Prezydent RP, Bronisław Komorowski, podpisał nowelizację Kodeksu pracy, zakładającą wprowadzenie rocznego okresu rozliczeniowego oraz ruchomego i przerywanego czasu pracy. Zgodnie z projektem pracodawca będzie mógł narzucić pracę po 13 godzin na dobę 6 dni w tygodniu. Projekt doprowadzi też do likwidacji wyższych stawek za nadgodziny. Wreszcie wprowadzenie przerywanego czasu pracy będzie oznaczać znacznie większe uzależnienie pracowników od firmy i radykalny wzrost elastyczności czasu pracy. Może ono wiązać się np. z pracą od 8.00 do 12.00, a potem od 15.00 do 19.00.

Rząd argumentował, że zmiany pomogą utrzymać konkurencyjność polskiej gospodarki. Stanowisko koalicji PO-PSL podzielają organizacje pracodawców. Pracodawcy RP oświadczyli, że podpisanie ustawy przyjmują „z dużą satysfakcją (…) gdyż nowe przepisy ułatwią organizację czasu pracy, a przez to wpłyną pozytywnie na sytuację firm i ich pracowników”.

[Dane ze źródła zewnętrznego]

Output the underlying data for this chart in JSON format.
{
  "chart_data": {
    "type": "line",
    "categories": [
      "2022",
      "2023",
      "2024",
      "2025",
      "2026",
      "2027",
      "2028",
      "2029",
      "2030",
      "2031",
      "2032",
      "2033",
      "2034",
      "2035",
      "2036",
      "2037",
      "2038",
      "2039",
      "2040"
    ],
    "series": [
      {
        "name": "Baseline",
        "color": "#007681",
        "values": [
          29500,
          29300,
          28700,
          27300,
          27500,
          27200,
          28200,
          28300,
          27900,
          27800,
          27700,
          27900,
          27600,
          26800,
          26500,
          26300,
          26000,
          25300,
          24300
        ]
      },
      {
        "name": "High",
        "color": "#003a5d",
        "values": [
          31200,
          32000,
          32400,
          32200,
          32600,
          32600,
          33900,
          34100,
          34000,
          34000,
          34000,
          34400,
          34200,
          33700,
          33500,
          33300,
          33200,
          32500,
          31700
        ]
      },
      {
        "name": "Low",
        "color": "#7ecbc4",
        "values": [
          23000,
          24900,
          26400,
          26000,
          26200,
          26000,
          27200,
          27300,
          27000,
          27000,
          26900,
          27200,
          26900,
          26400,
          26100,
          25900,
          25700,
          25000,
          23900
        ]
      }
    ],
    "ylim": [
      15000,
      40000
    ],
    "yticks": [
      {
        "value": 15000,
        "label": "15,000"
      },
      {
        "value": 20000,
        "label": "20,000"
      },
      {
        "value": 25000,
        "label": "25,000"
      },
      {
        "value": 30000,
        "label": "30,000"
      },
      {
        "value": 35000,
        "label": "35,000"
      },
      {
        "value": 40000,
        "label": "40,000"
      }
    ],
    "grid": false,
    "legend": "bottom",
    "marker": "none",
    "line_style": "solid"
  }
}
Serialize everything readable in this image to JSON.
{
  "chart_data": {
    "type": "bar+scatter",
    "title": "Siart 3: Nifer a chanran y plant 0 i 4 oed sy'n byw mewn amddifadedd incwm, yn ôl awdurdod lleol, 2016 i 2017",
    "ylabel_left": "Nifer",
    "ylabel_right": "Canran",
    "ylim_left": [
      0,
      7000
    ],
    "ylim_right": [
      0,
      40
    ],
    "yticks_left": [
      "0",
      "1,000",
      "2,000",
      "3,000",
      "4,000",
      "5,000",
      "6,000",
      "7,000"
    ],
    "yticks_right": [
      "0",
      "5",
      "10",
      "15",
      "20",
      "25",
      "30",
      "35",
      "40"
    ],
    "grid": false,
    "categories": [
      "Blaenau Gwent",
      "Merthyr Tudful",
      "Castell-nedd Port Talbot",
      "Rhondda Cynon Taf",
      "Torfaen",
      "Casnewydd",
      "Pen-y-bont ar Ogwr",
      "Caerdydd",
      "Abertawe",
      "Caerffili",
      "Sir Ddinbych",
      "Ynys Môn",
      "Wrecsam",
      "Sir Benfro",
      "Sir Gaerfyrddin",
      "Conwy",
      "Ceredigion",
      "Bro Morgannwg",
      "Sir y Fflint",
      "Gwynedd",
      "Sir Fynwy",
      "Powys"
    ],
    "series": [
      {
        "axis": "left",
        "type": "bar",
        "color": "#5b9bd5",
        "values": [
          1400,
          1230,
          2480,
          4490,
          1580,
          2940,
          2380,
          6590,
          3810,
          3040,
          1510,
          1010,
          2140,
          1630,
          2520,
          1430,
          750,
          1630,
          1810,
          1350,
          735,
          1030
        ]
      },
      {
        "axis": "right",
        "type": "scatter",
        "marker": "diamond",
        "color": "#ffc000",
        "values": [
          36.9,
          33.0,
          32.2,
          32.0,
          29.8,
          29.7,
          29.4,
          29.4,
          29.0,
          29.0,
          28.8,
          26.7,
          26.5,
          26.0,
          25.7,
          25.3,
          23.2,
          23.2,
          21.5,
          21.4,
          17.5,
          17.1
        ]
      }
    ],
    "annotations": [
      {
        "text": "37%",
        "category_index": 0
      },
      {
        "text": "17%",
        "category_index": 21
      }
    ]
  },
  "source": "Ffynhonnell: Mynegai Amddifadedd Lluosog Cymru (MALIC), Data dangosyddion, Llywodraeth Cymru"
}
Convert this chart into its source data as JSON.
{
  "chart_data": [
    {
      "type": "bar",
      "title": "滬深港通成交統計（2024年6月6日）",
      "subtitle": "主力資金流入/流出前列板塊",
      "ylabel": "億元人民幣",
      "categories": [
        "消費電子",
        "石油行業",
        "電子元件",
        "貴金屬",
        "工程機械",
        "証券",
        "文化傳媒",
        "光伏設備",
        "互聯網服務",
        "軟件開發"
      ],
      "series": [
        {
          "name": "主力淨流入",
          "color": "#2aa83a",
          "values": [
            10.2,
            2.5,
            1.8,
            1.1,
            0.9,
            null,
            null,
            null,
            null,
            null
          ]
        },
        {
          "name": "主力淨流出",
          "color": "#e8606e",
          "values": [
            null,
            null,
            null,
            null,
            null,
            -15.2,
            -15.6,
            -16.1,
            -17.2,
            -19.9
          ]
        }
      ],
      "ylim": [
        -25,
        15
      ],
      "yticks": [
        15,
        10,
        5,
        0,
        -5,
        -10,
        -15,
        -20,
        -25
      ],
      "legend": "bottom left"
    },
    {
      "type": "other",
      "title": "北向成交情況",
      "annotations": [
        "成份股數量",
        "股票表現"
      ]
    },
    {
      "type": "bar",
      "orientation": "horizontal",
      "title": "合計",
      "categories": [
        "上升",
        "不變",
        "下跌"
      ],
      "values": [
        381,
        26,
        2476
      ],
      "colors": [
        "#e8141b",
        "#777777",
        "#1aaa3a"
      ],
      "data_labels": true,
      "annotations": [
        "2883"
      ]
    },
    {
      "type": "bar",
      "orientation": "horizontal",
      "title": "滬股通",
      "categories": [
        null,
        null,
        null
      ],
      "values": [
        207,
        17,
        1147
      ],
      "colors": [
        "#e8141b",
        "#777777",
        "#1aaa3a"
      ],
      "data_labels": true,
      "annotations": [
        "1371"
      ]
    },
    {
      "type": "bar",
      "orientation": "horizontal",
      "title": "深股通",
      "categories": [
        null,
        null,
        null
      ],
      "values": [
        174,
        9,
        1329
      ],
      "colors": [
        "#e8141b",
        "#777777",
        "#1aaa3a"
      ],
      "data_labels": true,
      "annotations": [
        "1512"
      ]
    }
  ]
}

Przeciwko ustawie protestowały związki zawodowe, twierdząc, że pracownik zostanie sprowadzony do roli niewolnika. Eksperci związkowi wskazywali, że nowe rozwiązania będą oznaczać dłuższą pracę za mniejsze pieniądze. Tuż po przyjęciu przez rząd antypracowniczych rozwiązań, trzy centrale związkowe, OPZZ, FZZ i Solidarność zdecydowały się wystąpić z Komisji Trójstronnej. Związkowcy apelowali też do prezydenta, aby nie podpisywał ustawy.

OPZZ i Solidarność zapowiadają zaskarżenie zmian Kodeksu Pracy do Trybunału Konstytucyjnego.